The cliff, where in springtimes swallows were wont to dance, has disappeared. The cliff has become a slide, raw earth flowing beneath the sluicing force of rain. Where once stood a fairy-tale house, now lies a slope of mud and forest debris.
Crows fly above the clearing. A tree squirrel pokes its nose into the winter air, withdraws into its nest. The mud is nearly liquid, a field of mud above which not even a chimney shows.
Jubal Jim inches forward, sniffs, paws at the mud, and begins to dig. Liquid soil spatters behind him. The dug hole keeps closing as more mud flows in. Jubal Jim stops digging, Sniffs here, there, walks through mud. Gives voice.
The howl rises through the forest, deep, throaty, filled with sorrow, filled perhaps with anguish. The howl moves through trees toward the Canal. It is absorbed by forest and by the rush of water in a distant stream. Jubal Jim howls and howls.
Supplementary Materials
Flying Home
Just as we were gettin’ down to the part in the last chorus (playing on a barge in the Potomac) when everyone goes ‘rum-ba-da, dum-ba-da, rum - pow!’ I yelled to the bass player to ‘hit the water.’ And he got so excited that he jumped right in!
—Lion
el Hampton
It was big and silver and the nose poked at air which in my memory is blue. People dashed back and forth beneath its wings with the bustle of third-rate bureaucrats over a fifth-rate rule. The thing was a Ford Tri-motor. It was the biggest plane I had then seen. At age nine the sight of that plane embarked me on a lifetime of social philosophy.
This was before the flowers came and before Baez began asking where they had gone. It was before anyone thought of throwing daisies at a cop. The USA in voluminous compassion had not yet bombed Hiroshima, lynched the Rosenbergs or lately engaged in war crimes. There were no sales taxes, televisions, shopping centers, subdivisions or freeways. We were told that the way to get an heir was to contact God. He dispatched a stork.
The Tri-motor was storklike. Squatted on the runway it stood high on widespread wheels. The tail slouched to the ground. When you boarded you walked uphill. The three propellers, one to a wing, one on the nose, rested gawkish as sticks cast at random. It was a toy designed for a monster poodle. Fetch, Fido, fetch; but the damned thing flew. In the air it was most beautiful.

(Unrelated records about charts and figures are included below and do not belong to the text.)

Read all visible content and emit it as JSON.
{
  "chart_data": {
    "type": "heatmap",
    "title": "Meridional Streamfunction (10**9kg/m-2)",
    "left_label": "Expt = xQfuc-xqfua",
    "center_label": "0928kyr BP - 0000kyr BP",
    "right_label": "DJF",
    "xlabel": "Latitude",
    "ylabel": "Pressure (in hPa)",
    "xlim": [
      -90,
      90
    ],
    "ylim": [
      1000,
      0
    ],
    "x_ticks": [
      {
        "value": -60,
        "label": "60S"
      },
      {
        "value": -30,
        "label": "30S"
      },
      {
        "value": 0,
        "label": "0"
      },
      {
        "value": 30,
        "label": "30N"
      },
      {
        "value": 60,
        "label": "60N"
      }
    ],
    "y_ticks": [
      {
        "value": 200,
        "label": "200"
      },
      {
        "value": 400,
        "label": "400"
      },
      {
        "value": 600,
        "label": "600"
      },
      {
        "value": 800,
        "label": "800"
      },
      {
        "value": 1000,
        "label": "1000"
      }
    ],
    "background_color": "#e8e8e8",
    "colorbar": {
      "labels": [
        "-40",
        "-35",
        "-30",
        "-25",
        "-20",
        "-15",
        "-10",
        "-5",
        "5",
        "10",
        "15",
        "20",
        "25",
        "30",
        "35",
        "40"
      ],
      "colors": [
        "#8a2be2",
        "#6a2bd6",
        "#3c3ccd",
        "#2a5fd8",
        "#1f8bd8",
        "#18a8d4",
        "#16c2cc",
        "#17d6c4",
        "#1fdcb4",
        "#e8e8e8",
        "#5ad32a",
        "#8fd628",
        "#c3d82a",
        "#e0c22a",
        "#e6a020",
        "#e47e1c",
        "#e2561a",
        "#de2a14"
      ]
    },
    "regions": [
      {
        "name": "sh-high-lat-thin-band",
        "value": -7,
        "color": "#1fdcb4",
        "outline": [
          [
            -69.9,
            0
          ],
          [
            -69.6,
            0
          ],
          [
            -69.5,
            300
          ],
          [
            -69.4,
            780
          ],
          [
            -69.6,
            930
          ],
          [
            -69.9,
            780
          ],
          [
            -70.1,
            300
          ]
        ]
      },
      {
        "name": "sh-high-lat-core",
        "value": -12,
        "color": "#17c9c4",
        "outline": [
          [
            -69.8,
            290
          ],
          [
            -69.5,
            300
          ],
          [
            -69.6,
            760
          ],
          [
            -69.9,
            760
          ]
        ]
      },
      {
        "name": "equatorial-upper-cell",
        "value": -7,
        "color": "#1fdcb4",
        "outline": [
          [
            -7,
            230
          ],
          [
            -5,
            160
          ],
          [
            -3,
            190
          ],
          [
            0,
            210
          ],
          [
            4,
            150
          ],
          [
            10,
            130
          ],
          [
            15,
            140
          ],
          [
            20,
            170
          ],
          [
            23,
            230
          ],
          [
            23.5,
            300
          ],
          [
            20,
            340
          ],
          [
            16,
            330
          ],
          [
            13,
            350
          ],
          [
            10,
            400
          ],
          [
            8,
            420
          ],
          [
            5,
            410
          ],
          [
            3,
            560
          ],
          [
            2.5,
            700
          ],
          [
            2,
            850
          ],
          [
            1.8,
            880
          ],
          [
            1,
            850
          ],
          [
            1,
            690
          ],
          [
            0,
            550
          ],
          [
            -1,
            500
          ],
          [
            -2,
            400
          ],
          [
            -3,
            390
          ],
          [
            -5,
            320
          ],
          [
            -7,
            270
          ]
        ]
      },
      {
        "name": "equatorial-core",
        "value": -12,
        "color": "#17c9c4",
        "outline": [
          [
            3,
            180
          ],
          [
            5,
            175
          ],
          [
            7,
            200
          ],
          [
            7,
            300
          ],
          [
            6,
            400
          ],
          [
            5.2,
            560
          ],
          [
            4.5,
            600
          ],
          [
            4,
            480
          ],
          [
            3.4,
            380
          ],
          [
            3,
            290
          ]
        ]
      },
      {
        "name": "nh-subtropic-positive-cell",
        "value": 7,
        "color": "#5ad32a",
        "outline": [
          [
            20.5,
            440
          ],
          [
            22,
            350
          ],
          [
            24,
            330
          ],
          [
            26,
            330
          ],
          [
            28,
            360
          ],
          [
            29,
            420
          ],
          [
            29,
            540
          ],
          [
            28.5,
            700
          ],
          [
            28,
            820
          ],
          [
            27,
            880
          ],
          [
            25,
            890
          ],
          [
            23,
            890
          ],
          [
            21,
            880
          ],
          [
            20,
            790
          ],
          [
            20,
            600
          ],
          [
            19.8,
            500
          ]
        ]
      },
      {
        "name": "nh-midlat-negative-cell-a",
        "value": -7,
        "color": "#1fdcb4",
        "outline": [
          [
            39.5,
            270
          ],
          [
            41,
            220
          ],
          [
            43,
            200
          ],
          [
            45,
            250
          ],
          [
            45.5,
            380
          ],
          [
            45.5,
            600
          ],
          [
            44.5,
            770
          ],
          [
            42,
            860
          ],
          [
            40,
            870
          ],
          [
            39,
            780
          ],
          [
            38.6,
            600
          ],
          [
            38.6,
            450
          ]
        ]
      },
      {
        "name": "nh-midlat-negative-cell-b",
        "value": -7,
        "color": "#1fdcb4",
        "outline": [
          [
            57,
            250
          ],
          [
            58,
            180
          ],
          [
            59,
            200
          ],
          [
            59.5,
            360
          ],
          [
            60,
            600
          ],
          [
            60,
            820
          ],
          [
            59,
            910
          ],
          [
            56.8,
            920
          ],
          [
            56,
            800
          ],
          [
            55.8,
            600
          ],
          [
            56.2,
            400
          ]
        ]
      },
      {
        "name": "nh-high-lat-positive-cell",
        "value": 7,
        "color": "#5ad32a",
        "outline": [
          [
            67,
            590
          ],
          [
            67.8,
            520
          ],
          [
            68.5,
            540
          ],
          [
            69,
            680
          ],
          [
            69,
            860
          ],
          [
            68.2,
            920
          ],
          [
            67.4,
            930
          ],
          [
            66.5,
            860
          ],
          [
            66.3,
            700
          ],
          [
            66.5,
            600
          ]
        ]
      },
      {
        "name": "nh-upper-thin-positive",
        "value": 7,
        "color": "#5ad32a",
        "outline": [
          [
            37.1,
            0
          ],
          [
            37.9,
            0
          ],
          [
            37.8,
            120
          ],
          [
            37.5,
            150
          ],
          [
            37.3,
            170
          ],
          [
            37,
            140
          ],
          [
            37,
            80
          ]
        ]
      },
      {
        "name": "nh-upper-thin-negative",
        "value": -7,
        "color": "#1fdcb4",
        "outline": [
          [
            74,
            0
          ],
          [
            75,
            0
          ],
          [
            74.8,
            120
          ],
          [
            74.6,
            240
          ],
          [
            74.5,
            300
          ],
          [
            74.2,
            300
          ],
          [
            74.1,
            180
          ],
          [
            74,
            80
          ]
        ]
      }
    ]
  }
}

“To your dad and to me a plane could be beautiful.” I say this to my friend as we discuss our differences. My friend was born after the Second World War.
“It was before the Theatre of the Absurd,” she says.
It sure was, although the world was drenched in the absurd. It was polluted with the absurd. My friend’s father, twelve years my senior, was about to go to war when I saw that plane. He would trail mules on the Burma Road. The battle jacket he wore in those days was given to his daughter. It hangs in our attic. Dry and cracking leather, a blaze of forgotten insignia.